Master of Science (MS)



First Advisor

Jerome Delhommelle


Using computer simulations, we developed a better understanding of some key chemical steps of alpha-synuclein aggregation as well as amantadine for drug delivery systems. The aggregation and fibrillation of alpha-synuclein, a brain protein of 140 residues, has been linked to several neurodegenerative diseases, including Parkinson's and Alzheimer's diseases. Using molecular dynamics, alpha-synuclein, at various temperatures of 293 K, 310 K, 323 K and 348 K, was shown to undergo rapid conformational change. The non-amyloid- β component (NAC) of alpha-synuclein that is not sterically hindered is suspected to undergo aggregation.

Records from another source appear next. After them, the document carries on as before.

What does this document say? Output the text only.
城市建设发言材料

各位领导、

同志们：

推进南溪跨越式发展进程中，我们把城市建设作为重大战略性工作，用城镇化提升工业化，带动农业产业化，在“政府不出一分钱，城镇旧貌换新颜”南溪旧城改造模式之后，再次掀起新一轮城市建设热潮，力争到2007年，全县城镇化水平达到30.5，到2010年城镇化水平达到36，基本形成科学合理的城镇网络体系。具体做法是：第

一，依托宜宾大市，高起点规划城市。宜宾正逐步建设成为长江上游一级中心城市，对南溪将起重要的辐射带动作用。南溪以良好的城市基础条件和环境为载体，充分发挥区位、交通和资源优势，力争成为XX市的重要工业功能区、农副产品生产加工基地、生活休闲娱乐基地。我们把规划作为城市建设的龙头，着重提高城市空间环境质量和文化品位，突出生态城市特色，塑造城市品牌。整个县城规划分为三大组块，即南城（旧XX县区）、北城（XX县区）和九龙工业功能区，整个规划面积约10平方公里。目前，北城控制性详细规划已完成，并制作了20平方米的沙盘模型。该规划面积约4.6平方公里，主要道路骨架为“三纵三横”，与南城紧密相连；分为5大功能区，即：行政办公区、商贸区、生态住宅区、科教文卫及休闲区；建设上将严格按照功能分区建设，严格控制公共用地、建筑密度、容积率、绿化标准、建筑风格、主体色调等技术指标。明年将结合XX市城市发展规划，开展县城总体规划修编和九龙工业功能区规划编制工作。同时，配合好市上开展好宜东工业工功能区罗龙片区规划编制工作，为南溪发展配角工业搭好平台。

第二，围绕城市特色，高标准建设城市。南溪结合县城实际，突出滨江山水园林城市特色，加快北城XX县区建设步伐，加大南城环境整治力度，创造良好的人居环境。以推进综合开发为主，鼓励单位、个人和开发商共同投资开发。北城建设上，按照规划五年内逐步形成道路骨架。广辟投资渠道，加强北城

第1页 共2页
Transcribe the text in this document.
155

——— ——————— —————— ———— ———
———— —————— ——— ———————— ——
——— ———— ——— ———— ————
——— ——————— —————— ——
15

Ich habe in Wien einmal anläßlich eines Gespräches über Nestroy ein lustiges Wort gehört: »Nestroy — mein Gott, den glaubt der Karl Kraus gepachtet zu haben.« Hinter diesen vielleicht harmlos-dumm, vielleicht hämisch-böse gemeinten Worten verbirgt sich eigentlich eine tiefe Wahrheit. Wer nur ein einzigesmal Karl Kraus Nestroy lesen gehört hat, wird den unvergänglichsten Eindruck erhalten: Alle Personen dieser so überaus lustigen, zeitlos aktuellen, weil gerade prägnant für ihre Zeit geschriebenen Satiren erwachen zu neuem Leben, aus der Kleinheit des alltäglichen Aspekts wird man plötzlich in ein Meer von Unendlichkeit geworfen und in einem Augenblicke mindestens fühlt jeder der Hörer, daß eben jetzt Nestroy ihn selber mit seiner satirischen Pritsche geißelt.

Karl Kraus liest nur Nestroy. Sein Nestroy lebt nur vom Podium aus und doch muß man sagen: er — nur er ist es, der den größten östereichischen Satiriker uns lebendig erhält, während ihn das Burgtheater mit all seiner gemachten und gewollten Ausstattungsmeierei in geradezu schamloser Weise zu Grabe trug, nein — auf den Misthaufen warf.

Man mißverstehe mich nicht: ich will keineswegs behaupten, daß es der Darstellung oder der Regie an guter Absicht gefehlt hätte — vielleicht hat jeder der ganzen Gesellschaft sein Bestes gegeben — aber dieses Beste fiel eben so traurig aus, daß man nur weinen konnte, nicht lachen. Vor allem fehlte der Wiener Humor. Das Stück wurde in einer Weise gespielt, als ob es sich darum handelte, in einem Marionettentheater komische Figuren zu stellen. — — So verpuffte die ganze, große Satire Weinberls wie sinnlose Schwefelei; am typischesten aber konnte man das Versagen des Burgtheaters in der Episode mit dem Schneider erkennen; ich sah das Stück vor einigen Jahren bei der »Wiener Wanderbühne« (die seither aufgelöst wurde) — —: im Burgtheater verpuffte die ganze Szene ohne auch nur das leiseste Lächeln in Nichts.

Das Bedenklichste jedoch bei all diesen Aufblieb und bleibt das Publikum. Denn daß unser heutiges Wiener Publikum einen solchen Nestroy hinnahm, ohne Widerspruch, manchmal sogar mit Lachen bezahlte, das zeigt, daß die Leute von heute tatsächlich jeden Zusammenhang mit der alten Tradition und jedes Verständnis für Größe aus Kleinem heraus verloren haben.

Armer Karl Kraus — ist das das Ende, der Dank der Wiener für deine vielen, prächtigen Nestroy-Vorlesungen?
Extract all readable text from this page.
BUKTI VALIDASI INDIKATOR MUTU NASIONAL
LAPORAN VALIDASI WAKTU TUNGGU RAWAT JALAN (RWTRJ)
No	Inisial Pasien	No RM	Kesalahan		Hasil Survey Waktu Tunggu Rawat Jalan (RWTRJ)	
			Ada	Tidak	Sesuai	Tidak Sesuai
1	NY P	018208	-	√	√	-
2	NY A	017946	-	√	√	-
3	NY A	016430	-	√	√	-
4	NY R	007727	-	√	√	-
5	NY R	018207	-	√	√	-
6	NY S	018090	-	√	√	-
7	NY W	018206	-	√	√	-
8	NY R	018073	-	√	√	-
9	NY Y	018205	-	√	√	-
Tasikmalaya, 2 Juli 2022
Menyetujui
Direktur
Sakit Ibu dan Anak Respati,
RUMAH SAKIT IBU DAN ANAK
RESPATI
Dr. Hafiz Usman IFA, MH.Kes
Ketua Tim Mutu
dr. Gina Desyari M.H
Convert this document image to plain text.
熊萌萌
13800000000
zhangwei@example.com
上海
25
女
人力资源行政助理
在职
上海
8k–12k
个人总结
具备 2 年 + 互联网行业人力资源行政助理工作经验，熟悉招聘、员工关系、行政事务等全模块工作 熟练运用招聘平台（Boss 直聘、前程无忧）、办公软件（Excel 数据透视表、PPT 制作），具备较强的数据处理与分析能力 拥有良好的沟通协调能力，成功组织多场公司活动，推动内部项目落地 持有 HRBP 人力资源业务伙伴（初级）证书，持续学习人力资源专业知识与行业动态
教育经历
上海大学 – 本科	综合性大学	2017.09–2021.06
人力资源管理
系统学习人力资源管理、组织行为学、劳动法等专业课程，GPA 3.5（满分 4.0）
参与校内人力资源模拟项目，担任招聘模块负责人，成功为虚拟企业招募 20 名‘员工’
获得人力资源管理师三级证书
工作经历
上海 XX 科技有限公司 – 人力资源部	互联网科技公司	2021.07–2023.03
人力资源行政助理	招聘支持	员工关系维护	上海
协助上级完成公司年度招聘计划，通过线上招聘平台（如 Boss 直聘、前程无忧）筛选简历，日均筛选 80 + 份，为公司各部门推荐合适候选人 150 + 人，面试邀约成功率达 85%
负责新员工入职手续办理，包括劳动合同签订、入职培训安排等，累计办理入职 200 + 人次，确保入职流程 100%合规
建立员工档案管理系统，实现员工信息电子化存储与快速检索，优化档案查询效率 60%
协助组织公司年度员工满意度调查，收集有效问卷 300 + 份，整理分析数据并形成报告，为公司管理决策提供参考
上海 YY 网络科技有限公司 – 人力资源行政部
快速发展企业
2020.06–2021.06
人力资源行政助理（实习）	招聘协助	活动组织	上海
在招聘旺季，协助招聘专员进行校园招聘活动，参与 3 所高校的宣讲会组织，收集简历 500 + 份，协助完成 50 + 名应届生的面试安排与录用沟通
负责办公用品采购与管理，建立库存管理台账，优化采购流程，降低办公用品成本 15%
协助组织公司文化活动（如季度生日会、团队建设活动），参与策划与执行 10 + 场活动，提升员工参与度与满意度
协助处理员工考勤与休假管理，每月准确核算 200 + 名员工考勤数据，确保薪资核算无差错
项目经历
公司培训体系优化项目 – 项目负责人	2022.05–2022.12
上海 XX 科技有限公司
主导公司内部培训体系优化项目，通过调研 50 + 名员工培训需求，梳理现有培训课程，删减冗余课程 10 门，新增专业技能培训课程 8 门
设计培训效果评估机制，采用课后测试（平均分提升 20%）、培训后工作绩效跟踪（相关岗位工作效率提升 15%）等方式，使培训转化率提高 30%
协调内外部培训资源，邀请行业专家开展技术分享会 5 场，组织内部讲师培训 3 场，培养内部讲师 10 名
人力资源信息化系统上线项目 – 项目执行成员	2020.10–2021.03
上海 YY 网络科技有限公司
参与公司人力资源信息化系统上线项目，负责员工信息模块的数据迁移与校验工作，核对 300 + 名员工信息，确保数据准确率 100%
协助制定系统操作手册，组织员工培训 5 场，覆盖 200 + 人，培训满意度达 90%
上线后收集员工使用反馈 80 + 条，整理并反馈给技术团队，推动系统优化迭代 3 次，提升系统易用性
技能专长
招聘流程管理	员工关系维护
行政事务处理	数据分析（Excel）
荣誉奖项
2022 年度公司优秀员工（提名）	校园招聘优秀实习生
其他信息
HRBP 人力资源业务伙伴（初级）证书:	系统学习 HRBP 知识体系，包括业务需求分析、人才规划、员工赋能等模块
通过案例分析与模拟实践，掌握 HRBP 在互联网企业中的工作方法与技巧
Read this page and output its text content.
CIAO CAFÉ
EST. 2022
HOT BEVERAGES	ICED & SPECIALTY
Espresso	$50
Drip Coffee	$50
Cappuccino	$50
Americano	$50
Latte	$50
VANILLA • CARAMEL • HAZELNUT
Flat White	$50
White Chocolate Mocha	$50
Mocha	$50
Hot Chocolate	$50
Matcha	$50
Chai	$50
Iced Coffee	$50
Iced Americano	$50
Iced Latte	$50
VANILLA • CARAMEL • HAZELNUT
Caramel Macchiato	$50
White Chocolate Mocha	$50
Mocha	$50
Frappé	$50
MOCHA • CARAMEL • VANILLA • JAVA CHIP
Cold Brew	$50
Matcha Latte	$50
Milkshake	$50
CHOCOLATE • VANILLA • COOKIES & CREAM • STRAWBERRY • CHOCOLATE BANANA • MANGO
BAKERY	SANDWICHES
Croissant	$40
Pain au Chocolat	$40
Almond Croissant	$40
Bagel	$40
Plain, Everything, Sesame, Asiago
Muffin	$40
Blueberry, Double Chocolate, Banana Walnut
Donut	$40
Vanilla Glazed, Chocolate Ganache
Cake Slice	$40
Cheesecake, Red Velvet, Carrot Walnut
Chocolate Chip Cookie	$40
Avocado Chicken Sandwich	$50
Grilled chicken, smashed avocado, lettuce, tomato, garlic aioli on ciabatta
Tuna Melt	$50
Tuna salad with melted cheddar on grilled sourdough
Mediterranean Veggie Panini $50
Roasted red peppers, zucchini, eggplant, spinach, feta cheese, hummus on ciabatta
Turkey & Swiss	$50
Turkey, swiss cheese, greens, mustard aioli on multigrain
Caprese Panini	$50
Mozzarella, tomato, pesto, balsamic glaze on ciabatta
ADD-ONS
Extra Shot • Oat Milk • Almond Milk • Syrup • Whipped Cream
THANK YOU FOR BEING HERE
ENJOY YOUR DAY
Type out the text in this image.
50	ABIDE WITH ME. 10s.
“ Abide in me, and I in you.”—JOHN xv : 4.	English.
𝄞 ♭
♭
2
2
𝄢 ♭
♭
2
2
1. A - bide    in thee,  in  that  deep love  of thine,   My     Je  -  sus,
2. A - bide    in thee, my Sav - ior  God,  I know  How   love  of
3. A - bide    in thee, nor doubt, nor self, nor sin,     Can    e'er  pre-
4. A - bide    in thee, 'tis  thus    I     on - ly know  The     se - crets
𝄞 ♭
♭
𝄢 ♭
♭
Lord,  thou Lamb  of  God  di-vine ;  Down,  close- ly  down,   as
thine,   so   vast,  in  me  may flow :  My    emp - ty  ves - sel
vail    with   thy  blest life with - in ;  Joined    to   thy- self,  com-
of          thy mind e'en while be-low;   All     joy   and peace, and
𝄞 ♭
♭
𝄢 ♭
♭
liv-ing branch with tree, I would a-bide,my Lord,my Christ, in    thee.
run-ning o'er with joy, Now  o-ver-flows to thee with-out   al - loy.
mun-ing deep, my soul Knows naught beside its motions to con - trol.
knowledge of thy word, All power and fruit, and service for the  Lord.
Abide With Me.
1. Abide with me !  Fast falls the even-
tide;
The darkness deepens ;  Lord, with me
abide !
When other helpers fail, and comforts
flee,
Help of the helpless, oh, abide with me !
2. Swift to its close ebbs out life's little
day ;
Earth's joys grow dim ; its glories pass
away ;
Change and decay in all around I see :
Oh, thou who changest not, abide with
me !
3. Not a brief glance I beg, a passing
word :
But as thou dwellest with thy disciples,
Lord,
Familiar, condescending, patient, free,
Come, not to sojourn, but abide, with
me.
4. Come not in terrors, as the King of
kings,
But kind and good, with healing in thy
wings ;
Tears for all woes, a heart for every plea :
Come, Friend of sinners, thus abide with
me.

Amantadine has been shown to help regulate the symptoms of Parkinson's disease, and single-walled carbon nanotubes (SWCNs) could be a potential drug carrier. Adsorption of amantadine within SWCNs, at differing diameters of 10.9 Å, 16.3 Å, 21.7 Å and 27.1 Å, was studied using Expanded Wang-Landau (EWL) simulations. It was shown that increasing the diameters of the SWCNs increased amantadine loading - monolayers formed for the two smaller SWCNs while bilayers formed for the larger. The diffusion process was studied through molecular dynamics. For the larger two SWCNs, there was a dramatic decrease in the rate of self-diffusion with respect to increasing amantadine loading followed by a moderate decrease. This was attributed to the transition from a monolayer to a bilayer structure.